Il racconto

COME UNA SPECIE DI SORRISO

La Scopa era un rito quotidiano al Bar dei Pescatori. Come il prete diceva la Messa al vespro tutte le sere alle sei precise, loro tutti i pomeriggi, alle tre precise, mettevano le ginocchia sotto l'unico tavolino del bar; come il prete alla Domenica diceva la Messa alle 10, così loro giocavano al mattino invece che nel pomeriggio. Chi può dire quale rito era più sacro, se la Messa in chiesa o la Scopa al bar? Chi può dire se erano più fedeli i fedeli alla Messa o i giocatori di Scopa alla Scopa?

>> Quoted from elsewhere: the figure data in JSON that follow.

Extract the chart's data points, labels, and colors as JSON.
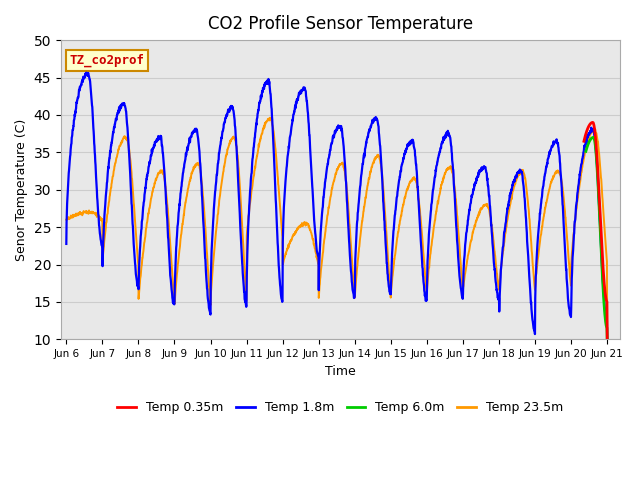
{
  "title": "CO2 Profile Sensor Temperature",
  "ylabel": "Senor Temperature (C)",
  "xlabel": "Time",
  "annotation_text": "TZ_co2prof",
  "annotation_color": "#cc0000",
  "annotation_bg": "#ffffcc",
  "annotation_border": "#cc8800",
  "ylim": [
    10,
    50
  ],
  "grid_color": "#cccccc",
  "bg_color": "#e8e8e8",
  "colors": {
    "Temp 0.35m": "#ff0000",
    "Temp 1.8m": "#0000ff",
    "Temp 6.0m": "#00cc00",
    "Temp 23.5m": "#ff9900"
  },
  "x_tick_labels": [
    "Jun 6",
    "Jun 7",
    "Jun 8",
    "Jun 9",
    "Jun 10",
    "Jun 11",
    "Jun 12",
    "Jun 13",
    "Jun 14",
    "Jun 15",
    "Jun 16",
    "Jun 17",
    "Jun 18",
    "Jun 19",
    "Jun 20",
    "Jun 21"
  ],
  "blue_peaks": [
    45.5,
    41.5,
    37.0,
    38.0,
    41.0,
    44.5,
    43.5,
    38.5,
    39.5,
    36.5,
    37.5,
    33.0,
    32.5,
    36.5,
    38.0
  ],
  "blue_mins": [
    22.5,
    17.0,
    14.5,
    13.5,
    14.5,
    15.0,
    21.0,
    15.5,
    16.0,
    15.0,
    15.5,
    15.5,
    11.0,
    13.0,
    12.5
  ],
  "orange_peaks": [
    27.0,
    37.0,
    32.5,
    33.5,
    37.0,
    39.5,
    25.5,
    33.5,
    34.5,
    31.5,
    33.0,
    28.0,
    32.5,
    32.5,
    38.0
  ],
  "orange_mins": [
    26.0,
    20.0,
    15.0,
    14.5,
    15.0,
    23.5,
    20.0,
    15.5,
    15.5,
    16.0,
    16.5,
    16.5,
    16.5,
    17.0,
    20.0
  ],
  "n_points": 2000
}
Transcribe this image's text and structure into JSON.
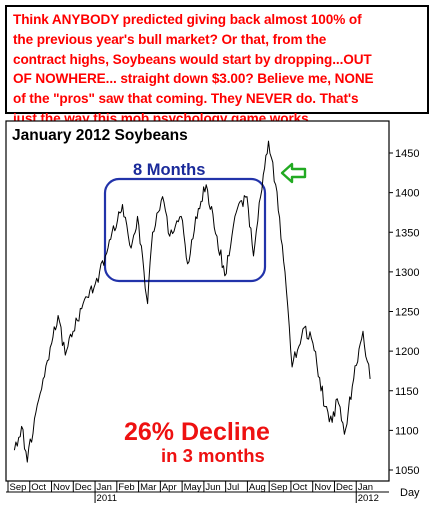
{
  "callout": {
    "lines": [
      "Think ANYBODY predicted giving back almost 100% of",
      "the previous year's bull market? Or that, from the",
      "contract highs, Soybeans would start by dropping...OUT",
      "OF NOWHERE... straight down $3.00? Believe me, NONE",
      "of the \"pros\" saw that coming. They NEVER do. That's",
      "just the way this mob psychology game works."
    ]
  },
  "chart_data": {
    "type": "line",
    "title": "January 2012 Soybeans",
    "xlabel": "Day",
    "ylabel": "",
    "ylim": [
      1040,
      1480
    ],
    "y_ticks": [
      1050,
      1100,
      1150,
      1200,
      1250,
      1300,
      1350,
      1400,
      1450
    ],
    "x_months": [
      "Sep",
      "Oct",
      "Nov",
      "Dec",
      "Jan",
      "Feb",
      "Mar",
      "Apr",
      "May",
      "Jun",
      "Jul",
      "Aug",
      "Sep",
      "Oct",
      "Nov",
      "Dec",
      "Jan"
    ],
    "x_years": [
      "2011",
      "2012"
    ],
    "series": [
      {
        "values": [
          [
            "2010-09-10",
            1075
          ],
          [
            "2010-09-20",
            1105
          ],
          [
            "2010-09-28",
            1060
          ],
          [
            "2010-10-08",
            1115
          ],
          [
            "2010-10-20",
            1165
          ],
          [
            "2010-11-01",
            1210
          ],
          [
            "2010-11-10",
            1245
          ],
          [
            "2010-11-20",
            1195
          ],
          [
            "2010-12-01",
            1225
          ],
          [
            "2010-12-15",
            1260
          ],
          [
            "2011-01-01",
            1285
          ],
          [
            "2011-01-15",
            1320
          ],
          [
            "2011-02-01",
            1365
          ],
          [
            "2011-02-08",
            1385
          ],
          [
            "2011-02-20",
            1330
          ],
          [
            "2011-03-01",
            1370
          ],
          [
            "2011-03-10",
            1300
          ],
          [
            "2011-03-15",
            1260
          ],
          [
            "2011-03-22",
            1350
          ],
          [
            "2011-04-05",
            1395
          ],
          [
            "2011-04-15",
            1345
          ],
          [
            "2011-05-01",
            1370
          ],
          [
            "2011-05-10",
            1310
          ],
          [
            "2011-05-25",
            1380
          ],
          [
            "2011-06-05",
            1410
          ],
          [
            "2011-06-20",
            1345
          ],
          [
            "2011-07-01",
            1295
          ],
          [
            "2011-07-15",
            1370
          ],
          [
            "2011-08-01",
            1395
          ],
          [
            "2011-08-10",
            1320
          ],
          [
            "2011-08-20",
            1395
          ],
          [
            "2011-08-31",
            1465
          ],
          [
            "2011-09-10",
            1410
          ],
          [
            "2011-09-23",
            1300
          ],
          [
            "2011-10-03",
            1180
          ],
          [
            "2011-10-20",
            1230
          ],
          [
            "2011-11-01",
            1210
          ],
          [
            "2011-11-18",
            1130
          ],
          [
            "2011-11-28",
            1110
          ],
          [
            "2011-12-05",
            1140
          ],
          [
            "2011-12-15",
            1095
          ],
          [
            "2011-12-28",
            1165
          ],
          [
            "2012-01-10",
            1225
          ],
          [
            "2012-01-20",
            1165
          ]
        ]
      }
    ],
    "annotations": {
      "box_label": "8 Months",
      "decline_label": "26% Decline",
      "decline_sublabel": "in 3 months"
    },
    "colors": {
      "price": "#000000",
      "box": "#2233aa",
      "arrow": "#22aa22",
      "decline": "#ee1111",
      "box_label": "#1a2a9a"
    }
  }
}
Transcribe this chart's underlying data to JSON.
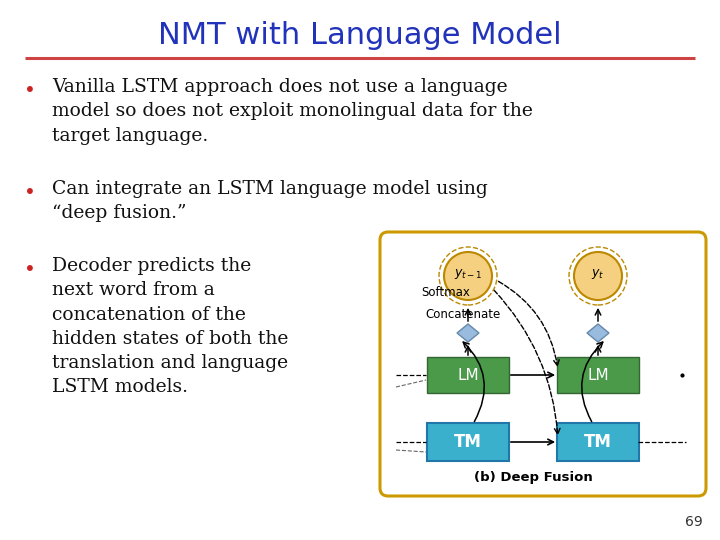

E anche quel giorno, proprio quel giorno, verso il tramonto, sono tutti e quattro al bar. Salvatore, il padrone del bar, detto Sicilia, perché era arrivato in Romagna che aveva tre anni e ora che ne aveva settantatre, non era ancora riuscito a farsi considerare uno del posto. Poi c'era Fermoposta, il postino del paese, che lasciava la posta al bar perché non aveva voglia di perdersi fra le strade bianche, che tanto prima o poi dal bar ci passavano tutti. Poi c'era Giorgino, che in realtà si chiamava Luigi, Giorgio era suo fratello più grande di dieci anni, ma facevano impressione perché erano proprio identici, ma di due scale diverse, anche se poi crescendo Giorgino aveva superato Giorgio di parecchi centimetri. Il quarto era Benito, di battesimo, ma detto Stalin, per le simpatie comuniste, un ossimoro vivente. Anche quel giorno strano, erano lì a disputarsi il solito bicchiere di vino a Scopa. Perché avevano provato a fare giochi più impegnativi, come la Briscola o il Beccaccino, ma litigavano troppo e dovevano stare troppo concentrati sul gioco. Invece a loro piaceva commentare la televisione mentre giocavano, e con la Scopa si poteva giocare anche col Giro d'Italia in TV. Era una delle ultime mani, quando sentirono arrivare una macchina e videro il Suv che si fermava sulla provinciale, quasi in mezzo alla strada. Prima ancora che l’uomo scendesse, si vide un lampo dentro il Suv. Quando l'uomo scese si capì che erano stati gli occhiali a specchio, che avevano intercettato il sole che si specchiava contro i vetri del bar.

Salvatore, con un gesto improvviso, raccolse tra le proteste le carte dal tavolo e le strappò quasi via dalle mani dei giocatori. In malo modo li sbattè via, fuori dal bar, proprio mentre quello entrava. Ne aveva visti tanti passare nel suo bar, ma anche se solo attraverso gli occhiali a specchio, aveva capito quanto era feroce il tipo e per questo aveva mandato via in fretta e furia gli altri. Stava andando dietro al bancone, quando quell'uomo gli mise una mano, pesante, sulla spalla, fermandolo. “Dove scappi? Ho sete, ho fame e ho poco tempo.” disse girando lo sguardo intorno per vedere se erano soli. Voltandosi verso l'uomo, Salvatore vide subito la cicatrice: una piccola croce sulla guancia. Rimase sconvolto: era la stessa piccola croce che ricordava sulla guancia di suo padre, l'unico ricordo che gli era rimasto di lui. Gli scappò un sorriso.

“Chetti ridi vecchio?” “La tua cicatrice mi ricorda mio padre.” Gli occhi, coperti dagli occhiali a specchio non si vedevano, ma la mascella dello sconosciuto si contrasse. “Fa’ presto, stupido vecchio, e non dire cazzate!” Mangiò in fretta, uscendo ovviamente senza pagare, ovviamente buttando a terra piatti e bicchieri. All’arrivo dei carabinieri, che erano sulle tracce dell’uomo, Salvatore aveva già ripulito tutto ed era seduto placidamente sulla porta, con lo sguardo verso il tramonto. Aveva un sorriso lungo il viso, perché per quanto spaventoso quell'incontro, aveva ritrovato per un attimo il suo papà, che l’aveva salvato dopo settanta anni.